Companies in the US added 196,000 workers in January, according to this morning’s report from the Labor Department. The gain beat expectations for a 172,000 increase, according to Econoday.com’s consensus forecast. The stronger print for the private sector isn’t really a surprise, considering the upbeat gain in the ADP Employment Report for January that was released earlier in the week. Today’s results reflect ongoing strength in the labor market, but the annual trend continues to signal that job growth, while still healthy, continues to decelerate.

Private-sector payrolls increased 1.70% for the year through last month, down slightly from 1.75% in the previous month. No big deal? Maybe, although the latest year-over-year advance marks the second-slowest annual rise in seven years. For context, the smallest annual increase since 2011 was posted last September, when private payrolls rose 1.62%.

Let’s be clear: there’s no immediate concern in today’s year-over-year results. A 1.70% increase is a solid pace that’s strong enough to keep the economy humming. But today’s numbers suggest that labor-market growth is facing headwinds at this late date in the business cycle. The expansion is currently the third-longest on record, according to NBER, and will move into second place this April. If the recovery endures through the summer of 2019 it will become the longest expansion on record, which dates to the mid-19th century.

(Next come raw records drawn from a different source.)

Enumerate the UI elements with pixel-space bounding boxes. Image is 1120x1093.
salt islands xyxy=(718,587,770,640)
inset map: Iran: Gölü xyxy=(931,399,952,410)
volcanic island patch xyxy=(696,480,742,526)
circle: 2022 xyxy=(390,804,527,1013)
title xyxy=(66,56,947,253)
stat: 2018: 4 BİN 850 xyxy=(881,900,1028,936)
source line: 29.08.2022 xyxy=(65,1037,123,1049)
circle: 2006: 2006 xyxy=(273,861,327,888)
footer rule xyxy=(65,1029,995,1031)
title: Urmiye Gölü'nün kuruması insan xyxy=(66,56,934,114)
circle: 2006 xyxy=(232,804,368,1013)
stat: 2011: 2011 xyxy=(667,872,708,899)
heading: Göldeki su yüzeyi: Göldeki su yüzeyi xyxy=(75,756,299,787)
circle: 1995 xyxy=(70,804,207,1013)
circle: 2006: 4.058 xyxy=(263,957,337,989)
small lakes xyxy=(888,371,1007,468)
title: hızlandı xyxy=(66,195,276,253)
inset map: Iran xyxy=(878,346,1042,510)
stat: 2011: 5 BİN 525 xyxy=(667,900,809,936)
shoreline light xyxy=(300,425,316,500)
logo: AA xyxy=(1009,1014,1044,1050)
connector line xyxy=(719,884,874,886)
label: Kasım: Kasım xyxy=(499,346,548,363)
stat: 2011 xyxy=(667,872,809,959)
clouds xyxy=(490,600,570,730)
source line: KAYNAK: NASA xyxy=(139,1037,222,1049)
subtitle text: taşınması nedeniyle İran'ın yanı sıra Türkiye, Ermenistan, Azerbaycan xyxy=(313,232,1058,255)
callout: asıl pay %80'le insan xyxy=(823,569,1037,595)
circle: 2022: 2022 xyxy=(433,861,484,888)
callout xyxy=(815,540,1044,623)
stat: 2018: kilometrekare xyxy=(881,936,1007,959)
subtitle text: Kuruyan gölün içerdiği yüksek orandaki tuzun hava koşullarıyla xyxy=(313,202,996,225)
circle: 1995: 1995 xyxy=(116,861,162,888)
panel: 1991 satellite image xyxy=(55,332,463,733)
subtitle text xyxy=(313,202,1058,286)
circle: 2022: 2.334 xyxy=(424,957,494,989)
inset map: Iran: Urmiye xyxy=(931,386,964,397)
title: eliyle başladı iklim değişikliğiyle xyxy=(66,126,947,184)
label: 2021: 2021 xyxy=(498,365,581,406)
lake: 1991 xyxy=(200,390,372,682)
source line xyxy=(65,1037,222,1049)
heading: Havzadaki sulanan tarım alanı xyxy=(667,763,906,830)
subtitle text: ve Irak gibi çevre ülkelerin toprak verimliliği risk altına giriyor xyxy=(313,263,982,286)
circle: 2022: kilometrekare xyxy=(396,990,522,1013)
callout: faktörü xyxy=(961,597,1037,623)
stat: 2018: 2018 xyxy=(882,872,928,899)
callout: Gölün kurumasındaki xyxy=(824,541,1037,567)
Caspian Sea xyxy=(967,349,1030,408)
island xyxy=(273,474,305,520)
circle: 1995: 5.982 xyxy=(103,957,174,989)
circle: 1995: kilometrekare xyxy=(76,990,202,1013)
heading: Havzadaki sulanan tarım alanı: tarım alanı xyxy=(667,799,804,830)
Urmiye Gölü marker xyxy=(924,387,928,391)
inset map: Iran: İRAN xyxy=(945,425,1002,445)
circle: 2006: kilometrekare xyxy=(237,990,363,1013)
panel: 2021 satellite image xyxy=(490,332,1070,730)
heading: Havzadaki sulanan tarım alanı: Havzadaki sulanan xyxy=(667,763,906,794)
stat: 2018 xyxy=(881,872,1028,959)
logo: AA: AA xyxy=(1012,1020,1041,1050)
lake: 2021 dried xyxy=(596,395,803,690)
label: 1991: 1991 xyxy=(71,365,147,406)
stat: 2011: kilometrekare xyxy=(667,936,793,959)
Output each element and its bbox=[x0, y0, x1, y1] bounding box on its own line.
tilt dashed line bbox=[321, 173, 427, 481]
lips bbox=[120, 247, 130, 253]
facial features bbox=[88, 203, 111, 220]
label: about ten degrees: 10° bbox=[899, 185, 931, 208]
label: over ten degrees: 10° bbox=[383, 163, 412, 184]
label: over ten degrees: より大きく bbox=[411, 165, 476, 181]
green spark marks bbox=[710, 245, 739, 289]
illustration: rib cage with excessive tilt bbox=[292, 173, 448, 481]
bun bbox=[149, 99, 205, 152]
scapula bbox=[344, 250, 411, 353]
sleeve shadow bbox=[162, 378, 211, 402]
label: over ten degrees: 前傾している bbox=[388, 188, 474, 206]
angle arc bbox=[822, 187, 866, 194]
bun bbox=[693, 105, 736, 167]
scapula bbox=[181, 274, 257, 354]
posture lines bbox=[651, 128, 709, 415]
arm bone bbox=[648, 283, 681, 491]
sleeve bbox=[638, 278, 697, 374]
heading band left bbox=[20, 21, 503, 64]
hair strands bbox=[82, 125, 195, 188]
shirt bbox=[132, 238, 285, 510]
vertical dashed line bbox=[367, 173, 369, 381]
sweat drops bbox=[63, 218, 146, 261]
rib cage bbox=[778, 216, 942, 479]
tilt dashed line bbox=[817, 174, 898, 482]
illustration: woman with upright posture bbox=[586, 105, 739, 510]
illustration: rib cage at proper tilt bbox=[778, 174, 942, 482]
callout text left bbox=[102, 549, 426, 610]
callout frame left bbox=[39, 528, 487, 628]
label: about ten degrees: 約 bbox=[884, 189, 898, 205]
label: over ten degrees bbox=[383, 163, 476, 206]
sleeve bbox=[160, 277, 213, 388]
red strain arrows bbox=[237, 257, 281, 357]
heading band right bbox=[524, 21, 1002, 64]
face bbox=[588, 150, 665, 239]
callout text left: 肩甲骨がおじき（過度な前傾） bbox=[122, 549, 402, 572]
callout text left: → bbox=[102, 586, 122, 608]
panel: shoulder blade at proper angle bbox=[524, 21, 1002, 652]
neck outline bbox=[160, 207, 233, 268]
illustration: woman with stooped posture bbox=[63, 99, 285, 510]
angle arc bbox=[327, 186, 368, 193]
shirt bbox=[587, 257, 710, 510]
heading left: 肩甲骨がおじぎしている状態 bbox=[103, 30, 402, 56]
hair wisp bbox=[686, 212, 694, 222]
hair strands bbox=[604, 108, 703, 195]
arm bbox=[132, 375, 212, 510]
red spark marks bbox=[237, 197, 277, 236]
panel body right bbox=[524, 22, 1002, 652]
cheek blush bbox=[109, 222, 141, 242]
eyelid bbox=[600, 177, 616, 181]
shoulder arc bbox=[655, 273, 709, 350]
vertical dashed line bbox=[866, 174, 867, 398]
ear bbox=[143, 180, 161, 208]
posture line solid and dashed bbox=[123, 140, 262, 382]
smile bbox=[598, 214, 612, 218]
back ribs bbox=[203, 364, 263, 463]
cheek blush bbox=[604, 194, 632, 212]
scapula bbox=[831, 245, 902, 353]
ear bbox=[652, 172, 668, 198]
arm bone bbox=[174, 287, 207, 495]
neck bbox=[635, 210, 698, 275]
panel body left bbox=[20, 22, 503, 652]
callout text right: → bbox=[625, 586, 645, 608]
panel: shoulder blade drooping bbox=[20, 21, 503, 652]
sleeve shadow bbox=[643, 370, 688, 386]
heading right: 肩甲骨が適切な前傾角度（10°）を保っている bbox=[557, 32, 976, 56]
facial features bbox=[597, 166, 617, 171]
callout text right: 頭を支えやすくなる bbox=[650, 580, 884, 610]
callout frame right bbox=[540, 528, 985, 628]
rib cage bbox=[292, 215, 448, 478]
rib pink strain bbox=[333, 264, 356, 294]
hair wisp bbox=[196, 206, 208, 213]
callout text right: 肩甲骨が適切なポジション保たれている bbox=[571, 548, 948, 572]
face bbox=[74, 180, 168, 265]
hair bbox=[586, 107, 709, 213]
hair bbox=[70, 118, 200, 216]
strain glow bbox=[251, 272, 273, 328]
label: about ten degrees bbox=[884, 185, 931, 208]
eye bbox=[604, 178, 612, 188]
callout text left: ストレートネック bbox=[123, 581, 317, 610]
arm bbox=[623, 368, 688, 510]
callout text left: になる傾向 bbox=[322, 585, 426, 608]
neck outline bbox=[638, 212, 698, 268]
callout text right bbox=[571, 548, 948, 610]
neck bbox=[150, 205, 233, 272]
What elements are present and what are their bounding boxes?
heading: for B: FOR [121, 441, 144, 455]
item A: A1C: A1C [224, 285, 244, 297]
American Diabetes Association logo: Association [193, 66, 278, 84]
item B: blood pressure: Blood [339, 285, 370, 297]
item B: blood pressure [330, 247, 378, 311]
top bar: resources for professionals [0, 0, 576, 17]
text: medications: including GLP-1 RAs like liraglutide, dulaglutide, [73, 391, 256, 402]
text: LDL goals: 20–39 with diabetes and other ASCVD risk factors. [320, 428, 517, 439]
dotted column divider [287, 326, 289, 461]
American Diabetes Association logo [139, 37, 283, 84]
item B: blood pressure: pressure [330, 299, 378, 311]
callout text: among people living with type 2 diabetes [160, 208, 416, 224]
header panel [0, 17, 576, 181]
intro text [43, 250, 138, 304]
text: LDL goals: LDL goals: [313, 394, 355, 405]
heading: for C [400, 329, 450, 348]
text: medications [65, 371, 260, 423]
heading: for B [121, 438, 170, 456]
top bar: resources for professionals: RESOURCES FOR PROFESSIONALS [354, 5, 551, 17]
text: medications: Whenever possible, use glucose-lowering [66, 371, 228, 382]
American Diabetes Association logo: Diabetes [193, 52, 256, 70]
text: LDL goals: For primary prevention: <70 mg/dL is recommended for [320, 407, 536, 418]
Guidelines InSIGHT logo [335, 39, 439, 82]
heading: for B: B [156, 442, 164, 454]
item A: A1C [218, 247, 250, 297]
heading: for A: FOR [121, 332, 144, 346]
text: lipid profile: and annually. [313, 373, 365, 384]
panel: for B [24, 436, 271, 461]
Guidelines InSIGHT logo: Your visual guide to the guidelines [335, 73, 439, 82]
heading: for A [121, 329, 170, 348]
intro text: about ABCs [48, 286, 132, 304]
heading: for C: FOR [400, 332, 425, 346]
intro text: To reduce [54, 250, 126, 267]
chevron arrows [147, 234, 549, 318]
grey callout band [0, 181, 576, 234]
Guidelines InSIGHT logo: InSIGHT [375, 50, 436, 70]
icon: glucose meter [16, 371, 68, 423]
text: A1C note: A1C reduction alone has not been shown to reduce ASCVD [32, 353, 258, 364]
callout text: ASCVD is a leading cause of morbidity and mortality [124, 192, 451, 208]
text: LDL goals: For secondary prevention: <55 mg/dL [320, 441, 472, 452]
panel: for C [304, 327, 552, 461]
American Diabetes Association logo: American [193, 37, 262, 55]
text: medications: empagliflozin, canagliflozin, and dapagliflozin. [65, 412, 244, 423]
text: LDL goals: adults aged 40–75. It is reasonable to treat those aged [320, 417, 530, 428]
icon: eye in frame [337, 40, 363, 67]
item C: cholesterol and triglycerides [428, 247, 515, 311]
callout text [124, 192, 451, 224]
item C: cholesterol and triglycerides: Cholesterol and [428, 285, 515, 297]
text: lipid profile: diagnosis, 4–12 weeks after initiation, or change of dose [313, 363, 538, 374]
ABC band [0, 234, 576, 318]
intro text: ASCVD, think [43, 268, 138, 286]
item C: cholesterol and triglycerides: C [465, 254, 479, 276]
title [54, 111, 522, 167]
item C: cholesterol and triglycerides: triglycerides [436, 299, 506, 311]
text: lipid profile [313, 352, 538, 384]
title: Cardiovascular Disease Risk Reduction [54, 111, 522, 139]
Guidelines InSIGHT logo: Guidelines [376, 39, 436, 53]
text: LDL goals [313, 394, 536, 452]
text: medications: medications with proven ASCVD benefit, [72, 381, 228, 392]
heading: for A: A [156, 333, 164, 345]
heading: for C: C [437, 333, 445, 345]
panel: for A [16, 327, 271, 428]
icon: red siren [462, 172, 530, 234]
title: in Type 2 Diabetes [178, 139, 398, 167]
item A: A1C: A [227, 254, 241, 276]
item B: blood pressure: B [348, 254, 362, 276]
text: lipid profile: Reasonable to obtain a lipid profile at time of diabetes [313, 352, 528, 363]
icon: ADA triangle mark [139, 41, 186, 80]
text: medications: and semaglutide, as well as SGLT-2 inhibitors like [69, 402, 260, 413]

There’s still no sign of recession risk on the immediate horizon, but it’s prudent to recognize that the recovery from the Great Recession is no spring chicken. It’s debatable if age alone is a risk factor – many economists have their doubts. But with the Federal Reserve on track to continue raising interest rates, combined with a flattish yield curve and faster wage growth (worker pay in January rose at the fastest rate in eight years), it’s reasonable to wonder if the macro headwinds are set to strengthen in the months ahead.